O neurocientista e professor da Universidade Federal do Rio Grande do Norte Sidarta Ribeiro é mais otimista.
“Trata-se de um trabalho muito bem feito e com uma abordagem bastante promissora. Ele tenta entender como os efeitos colaterais do tratamento podem, na verdade, ajudar a encontrar os caminhos para a melhor terapia, e propõe que, antes de iniciar o tratamento, você possa descobrir como é o seu paciente. É uma medicina muito mais inteligente que a atual.”
Doenças psiquiátricas
Um amplo estudo publicado nesta quinta-feira (21) na revista científica Science mostrou que diferentes distúrbios psiquiátricos –como anorexia nervosa, transtorno obsessivo-compulsivo e esquizofrenia– compartilham a mesma base genética.
A pesquisa faz parte do Brainstorm Consortium, empreendimento que analisou o genoma de cerca de 900 mil pessoas para tentar descobrir a influência genética em doenças psiquiátricas e neurológicas.

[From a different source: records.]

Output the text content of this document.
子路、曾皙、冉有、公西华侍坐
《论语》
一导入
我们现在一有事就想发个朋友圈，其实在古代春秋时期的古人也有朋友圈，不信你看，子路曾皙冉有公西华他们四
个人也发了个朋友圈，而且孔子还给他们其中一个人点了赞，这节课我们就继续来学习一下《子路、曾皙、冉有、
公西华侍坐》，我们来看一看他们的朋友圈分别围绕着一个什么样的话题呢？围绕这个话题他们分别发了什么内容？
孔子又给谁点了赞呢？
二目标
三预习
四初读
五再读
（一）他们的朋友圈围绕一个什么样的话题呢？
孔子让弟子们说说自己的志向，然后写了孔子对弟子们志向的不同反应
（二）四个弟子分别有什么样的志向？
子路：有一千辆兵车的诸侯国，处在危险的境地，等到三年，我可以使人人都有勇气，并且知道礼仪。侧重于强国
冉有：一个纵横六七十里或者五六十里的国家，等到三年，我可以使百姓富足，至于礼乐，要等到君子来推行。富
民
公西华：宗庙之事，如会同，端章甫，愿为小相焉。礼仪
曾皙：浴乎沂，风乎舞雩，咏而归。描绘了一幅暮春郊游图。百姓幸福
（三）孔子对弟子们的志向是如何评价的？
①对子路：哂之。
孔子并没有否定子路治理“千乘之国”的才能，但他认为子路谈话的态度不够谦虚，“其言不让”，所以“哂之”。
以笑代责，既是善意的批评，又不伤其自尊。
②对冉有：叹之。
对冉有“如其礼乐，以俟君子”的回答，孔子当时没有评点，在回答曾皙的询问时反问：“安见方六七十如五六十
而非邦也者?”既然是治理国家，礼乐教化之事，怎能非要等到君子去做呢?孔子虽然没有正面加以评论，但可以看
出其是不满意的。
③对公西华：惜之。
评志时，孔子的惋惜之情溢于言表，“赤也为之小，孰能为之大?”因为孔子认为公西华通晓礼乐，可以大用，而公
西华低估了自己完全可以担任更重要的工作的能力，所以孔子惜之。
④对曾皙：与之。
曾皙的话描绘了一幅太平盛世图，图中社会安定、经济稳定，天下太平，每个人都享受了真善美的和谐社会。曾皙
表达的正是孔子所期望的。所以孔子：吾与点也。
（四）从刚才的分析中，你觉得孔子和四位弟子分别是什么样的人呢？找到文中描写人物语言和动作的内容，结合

No estudo da Science, pesquisadores nos Estados Unidos exploraram a base genética de 25 desordens cerebrais por meio da análise dos genomas de cerca de 215 mil pacientes e 650 mil pessoas saudáveis (o grupo de controle).
Embora os pesquisadores não tenham encontrado quase nenhuma sobreposição genética entre as doenças neurológicas, como a doença de Alzheimer e a esclerose múltipla, eles encontraram uma alta sobreposição entre as doenças psiquiátricas.
A anorexia nervosa, o transtorno obsessivo-compulsivo e a esquizofrenia demonstraram a maior sobreposição, disseram os autores, e a esquizofrenia se correlacionou com a maioria dos transtornos psiquiátricos em geral.